Published in Cairo by AL-AHRAM established in 1875

Mursi Saad El-Din

Plain talk

By Mursi Saad El-Din

I have just been given a copy of a book bearing the title Return to Oasis, with the subtitle "War Poems and Recollections from the Middle East 1940-1946". This collection is the follow-up to a previous anthology with the title of Oasis.

The story of Oasis is interesting. The idea was launched in Cairo during the WWII (1942-43) by three volunteer editors; the highest rank among them was corporal. The completed anthology has a forward by General Wilson, who was then commander- in-chief of the Middle East Force.

The anthology contains poems by soldiers, some of whom were writing poetry for the first time, while others were established poets recruited in the army. Those soldiers, of the 8th army, created a military legend, but as the preface to the book says, "They left behind a 'flower' that had blossomed in the desert and in the Cairo base -- a collection of the finest poetry written during the Second World War."

Many writers and poets were, somehow, posted to Cairo. As a result this bustling city of many languages and people became the cultural centre of the war outside Britain.

Prior to the publication of Oasis and Return to Oasis, critics had always wondered about poetry from WWII. For while the names of Owen, Brooke, Sassoon, Edwards, Graves and Grenfell from the Fist World War remained bright, a silence shrouded their Second World War successors. In answer to this, GS Fraser, himself a poet who lived in Egypt during this period, wrote, "The Middle East in World War Two produced far more -- and at times even finer -- poetry than all the years of attrition on the Western Front in World War One. The poetry came from a more literate and aware generation. They had read more, and employed a wider range of styles and techniques."

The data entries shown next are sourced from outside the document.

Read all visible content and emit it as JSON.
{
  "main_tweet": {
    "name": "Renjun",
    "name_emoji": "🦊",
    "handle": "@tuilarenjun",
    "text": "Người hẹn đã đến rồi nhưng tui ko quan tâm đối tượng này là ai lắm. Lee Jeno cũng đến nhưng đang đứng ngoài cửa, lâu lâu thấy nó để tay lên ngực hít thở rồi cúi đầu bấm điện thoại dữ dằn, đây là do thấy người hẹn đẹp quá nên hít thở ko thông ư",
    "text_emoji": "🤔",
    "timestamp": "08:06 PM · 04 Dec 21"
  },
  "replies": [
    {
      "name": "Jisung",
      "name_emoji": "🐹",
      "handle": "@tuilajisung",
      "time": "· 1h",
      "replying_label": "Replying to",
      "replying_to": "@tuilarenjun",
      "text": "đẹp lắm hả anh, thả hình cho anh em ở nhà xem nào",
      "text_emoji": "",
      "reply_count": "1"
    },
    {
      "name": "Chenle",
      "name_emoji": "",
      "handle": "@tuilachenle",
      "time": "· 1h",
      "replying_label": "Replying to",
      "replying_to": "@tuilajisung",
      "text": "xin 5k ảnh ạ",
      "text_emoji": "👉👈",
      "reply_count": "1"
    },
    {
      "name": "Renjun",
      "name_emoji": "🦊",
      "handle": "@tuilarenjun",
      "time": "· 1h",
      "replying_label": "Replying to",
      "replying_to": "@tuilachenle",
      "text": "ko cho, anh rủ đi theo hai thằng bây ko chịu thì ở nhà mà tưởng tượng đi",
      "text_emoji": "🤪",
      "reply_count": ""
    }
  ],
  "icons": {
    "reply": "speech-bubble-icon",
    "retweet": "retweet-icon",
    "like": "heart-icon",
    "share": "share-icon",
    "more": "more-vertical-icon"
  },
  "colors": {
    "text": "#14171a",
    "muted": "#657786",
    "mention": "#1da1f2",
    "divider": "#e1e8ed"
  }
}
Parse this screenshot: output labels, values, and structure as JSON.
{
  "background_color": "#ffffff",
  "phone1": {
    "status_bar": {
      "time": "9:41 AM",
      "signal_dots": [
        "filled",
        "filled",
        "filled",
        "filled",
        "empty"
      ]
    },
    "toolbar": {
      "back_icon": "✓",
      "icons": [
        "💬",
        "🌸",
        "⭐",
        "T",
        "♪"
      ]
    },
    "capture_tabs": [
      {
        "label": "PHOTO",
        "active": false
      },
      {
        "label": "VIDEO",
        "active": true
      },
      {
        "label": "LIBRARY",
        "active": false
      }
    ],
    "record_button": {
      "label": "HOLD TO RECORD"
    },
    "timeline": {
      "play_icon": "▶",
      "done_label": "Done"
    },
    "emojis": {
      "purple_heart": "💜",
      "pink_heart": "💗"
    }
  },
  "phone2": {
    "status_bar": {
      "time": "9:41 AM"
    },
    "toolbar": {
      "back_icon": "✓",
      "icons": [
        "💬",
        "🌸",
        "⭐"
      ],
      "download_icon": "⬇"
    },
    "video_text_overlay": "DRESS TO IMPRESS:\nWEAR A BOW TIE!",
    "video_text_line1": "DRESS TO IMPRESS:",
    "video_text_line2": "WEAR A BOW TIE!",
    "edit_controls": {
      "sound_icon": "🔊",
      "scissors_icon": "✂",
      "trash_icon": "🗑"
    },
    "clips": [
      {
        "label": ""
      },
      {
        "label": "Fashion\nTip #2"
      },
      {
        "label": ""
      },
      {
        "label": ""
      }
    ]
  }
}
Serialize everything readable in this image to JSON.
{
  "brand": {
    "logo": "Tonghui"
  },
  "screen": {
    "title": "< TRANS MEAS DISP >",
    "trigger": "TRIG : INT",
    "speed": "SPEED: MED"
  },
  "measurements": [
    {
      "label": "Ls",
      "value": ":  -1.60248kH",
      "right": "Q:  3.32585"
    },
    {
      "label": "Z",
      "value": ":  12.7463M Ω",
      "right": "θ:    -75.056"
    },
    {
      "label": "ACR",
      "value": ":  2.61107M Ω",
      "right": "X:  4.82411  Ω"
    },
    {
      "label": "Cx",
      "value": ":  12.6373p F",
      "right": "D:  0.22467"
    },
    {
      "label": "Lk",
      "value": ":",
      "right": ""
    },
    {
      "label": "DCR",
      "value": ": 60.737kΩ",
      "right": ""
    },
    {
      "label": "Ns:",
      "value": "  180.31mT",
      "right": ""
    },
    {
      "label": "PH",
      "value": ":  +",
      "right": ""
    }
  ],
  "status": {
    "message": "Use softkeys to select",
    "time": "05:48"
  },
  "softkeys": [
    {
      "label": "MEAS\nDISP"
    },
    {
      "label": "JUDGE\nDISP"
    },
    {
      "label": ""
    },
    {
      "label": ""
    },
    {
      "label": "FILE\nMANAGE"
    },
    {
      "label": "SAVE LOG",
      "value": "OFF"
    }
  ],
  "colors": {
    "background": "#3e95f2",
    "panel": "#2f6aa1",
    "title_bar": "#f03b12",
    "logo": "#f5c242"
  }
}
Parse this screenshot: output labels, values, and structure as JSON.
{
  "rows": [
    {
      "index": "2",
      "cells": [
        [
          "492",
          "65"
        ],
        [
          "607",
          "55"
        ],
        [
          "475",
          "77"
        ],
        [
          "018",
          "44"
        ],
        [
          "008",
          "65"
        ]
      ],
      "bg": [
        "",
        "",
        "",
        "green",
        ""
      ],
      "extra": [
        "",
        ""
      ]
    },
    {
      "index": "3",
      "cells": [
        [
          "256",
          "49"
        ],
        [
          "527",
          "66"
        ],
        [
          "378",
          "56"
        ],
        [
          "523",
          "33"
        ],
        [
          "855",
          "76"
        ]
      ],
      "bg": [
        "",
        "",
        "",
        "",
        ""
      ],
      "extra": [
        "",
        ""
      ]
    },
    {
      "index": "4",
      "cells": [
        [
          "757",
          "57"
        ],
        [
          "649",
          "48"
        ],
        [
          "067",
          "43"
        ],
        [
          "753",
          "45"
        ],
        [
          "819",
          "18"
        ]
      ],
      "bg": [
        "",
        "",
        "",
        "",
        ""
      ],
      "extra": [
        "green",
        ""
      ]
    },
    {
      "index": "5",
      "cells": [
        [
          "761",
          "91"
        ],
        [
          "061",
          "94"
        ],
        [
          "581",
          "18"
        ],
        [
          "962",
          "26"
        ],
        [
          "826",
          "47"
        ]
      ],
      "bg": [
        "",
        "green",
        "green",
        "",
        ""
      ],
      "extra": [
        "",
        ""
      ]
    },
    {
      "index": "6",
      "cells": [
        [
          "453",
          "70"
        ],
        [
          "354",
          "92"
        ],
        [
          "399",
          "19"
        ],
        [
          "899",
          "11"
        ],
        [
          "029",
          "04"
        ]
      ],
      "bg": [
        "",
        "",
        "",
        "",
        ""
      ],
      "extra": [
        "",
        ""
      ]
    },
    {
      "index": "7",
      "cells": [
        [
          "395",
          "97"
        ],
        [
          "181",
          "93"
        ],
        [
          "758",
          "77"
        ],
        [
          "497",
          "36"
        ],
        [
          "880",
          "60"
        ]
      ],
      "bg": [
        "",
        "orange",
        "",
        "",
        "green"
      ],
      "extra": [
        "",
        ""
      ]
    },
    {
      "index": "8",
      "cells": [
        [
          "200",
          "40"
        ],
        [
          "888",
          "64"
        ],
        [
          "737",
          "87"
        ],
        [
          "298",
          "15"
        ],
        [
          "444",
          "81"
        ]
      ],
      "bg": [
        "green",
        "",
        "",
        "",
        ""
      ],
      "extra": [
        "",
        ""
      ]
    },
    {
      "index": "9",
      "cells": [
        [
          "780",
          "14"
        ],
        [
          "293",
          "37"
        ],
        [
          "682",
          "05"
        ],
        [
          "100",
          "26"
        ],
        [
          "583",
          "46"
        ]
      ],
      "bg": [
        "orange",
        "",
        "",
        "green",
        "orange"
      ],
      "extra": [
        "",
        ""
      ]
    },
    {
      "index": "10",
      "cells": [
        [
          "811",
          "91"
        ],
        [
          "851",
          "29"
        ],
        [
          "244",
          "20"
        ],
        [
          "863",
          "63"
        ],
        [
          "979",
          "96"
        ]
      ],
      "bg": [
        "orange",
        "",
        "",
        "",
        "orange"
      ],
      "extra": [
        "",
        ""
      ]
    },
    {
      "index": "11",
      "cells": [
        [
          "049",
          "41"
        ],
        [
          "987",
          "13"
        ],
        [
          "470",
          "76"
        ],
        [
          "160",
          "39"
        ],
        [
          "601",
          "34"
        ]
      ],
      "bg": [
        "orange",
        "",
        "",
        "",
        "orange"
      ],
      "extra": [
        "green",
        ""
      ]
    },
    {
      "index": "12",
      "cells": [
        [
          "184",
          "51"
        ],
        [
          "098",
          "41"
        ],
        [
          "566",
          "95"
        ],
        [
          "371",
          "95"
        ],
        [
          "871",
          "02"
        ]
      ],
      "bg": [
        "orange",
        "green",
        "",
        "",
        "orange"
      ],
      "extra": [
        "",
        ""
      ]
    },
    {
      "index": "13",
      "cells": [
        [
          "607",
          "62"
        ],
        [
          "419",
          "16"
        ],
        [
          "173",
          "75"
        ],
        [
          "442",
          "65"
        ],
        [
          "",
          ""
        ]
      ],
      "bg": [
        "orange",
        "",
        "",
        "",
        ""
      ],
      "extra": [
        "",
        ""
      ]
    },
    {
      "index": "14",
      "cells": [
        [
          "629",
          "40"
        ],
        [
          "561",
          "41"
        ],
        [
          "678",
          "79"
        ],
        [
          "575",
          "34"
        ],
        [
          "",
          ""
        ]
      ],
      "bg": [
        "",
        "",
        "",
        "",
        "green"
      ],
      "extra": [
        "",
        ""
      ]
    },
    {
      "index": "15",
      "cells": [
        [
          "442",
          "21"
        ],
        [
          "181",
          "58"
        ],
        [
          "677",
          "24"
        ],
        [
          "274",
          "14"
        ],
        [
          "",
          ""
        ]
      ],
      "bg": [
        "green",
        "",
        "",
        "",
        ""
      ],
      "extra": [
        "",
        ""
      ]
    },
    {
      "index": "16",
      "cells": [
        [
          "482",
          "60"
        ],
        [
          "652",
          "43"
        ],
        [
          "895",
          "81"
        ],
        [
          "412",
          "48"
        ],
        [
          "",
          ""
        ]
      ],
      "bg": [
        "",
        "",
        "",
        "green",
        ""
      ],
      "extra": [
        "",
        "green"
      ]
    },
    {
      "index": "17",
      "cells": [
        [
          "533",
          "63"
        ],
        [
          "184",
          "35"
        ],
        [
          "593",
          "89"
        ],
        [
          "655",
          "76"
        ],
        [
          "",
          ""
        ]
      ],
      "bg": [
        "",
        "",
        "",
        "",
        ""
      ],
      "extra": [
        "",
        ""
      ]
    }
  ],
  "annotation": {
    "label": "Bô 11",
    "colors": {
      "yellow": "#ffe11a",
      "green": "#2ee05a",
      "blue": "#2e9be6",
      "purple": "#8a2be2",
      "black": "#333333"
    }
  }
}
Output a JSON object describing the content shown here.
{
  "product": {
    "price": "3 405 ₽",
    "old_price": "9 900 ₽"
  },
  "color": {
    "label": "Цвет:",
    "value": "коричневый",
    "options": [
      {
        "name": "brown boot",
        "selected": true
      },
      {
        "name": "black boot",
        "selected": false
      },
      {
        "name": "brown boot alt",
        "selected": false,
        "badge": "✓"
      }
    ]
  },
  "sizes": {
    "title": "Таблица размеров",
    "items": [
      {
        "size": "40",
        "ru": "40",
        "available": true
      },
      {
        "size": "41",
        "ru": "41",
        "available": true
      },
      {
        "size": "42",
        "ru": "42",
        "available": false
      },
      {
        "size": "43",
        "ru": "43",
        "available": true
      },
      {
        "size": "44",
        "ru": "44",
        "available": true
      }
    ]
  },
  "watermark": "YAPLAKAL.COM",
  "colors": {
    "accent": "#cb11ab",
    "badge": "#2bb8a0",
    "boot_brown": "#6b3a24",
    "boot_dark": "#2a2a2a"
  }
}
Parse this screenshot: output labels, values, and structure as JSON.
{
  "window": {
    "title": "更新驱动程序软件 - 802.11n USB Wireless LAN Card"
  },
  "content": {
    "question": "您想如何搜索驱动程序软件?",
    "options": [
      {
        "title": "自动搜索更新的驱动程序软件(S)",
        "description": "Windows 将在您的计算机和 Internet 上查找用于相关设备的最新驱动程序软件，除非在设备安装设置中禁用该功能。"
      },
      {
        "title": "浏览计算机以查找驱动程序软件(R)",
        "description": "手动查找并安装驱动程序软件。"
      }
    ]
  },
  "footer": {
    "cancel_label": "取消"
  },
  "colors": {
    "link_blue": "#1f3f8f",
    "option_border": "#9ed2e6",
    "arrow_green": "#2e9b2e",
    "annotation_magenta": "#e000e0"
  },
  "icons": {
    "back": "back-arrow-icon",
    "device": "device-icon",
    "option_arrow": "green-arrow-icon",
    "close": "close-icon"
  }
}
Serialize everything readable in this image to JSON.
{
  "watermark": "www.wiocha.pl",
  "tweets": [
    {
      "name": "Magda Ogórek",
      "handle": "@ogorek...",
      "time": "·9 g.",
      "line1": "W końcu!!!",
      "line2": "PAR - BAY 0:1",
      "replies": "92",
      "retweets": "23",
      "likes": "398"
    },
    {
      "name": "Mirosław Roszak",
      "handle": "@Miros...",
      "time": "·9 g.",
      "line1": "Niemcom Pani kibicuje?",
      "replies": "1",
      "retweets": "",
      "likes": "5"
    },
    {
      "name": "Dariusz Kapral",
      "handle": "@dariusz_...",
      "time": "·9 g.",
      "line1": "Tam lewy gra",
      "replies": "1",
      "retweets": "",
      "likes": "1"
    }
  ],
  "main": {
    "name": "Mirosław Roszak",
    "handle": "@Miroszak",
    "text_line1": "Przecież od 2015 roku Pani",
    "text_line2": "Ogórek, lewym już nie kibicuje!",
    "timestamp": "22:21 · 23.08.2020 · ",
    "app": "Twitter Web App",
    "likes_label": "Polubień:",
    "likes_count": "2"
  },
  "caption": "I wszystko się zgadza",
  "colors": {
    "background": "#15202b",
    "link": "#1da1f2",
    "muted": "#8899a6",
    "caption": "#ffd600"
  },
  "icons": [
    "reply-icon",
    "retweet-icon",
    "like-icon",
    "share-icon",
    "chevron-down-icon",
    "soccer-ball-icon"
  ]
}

Return to Oasis is a purely military anthology. As such it excludes poems from such established civilian poets as Bernard Spencer and Terence Tiller, who were in Cairo during the war and who taught me -- among others, of course -- at the English Faculty of Cairo, then Fouad Al-Awwal University.

Comparing the two anthologies, Oasis and Return to Oasis, the editors write, "At the time of compiling Oasis we felt less need to describe a war. We were in it. Poems could be more reflective; an oasis in fact! However, a generation later, when choosing poems to supplement Oasis, we realised that we were presenting a picture of yesterday to today. So we have chosen more poems that tell of the war, more poems of action."

The introduction to Return to Oasis is written by Lawrence Durrell, the author of the famous Alexandria Quartet. Besides being a leading novelist, Durrell was also a poet and wrote a number of poems about Egypt.

In his introduction Durrell remembers the sense of alienation and distance which was intensified by the apparent normality of everyday life in Egypt. The country basked in its fictitious neutrality, the shops were crammed, the cinemas packed. Cairo was one blaze of light all night long.

But ending his introduction, Durrell says, "All these diverse incidents should, I hope, go towards making up an impressionistic picture of the role that words played during these difficult and tragic years; by the same token these poems by many hands will make up a composite sketch of deeper concerns which stirred the hearts and minds of these poets in their Egyptian exile."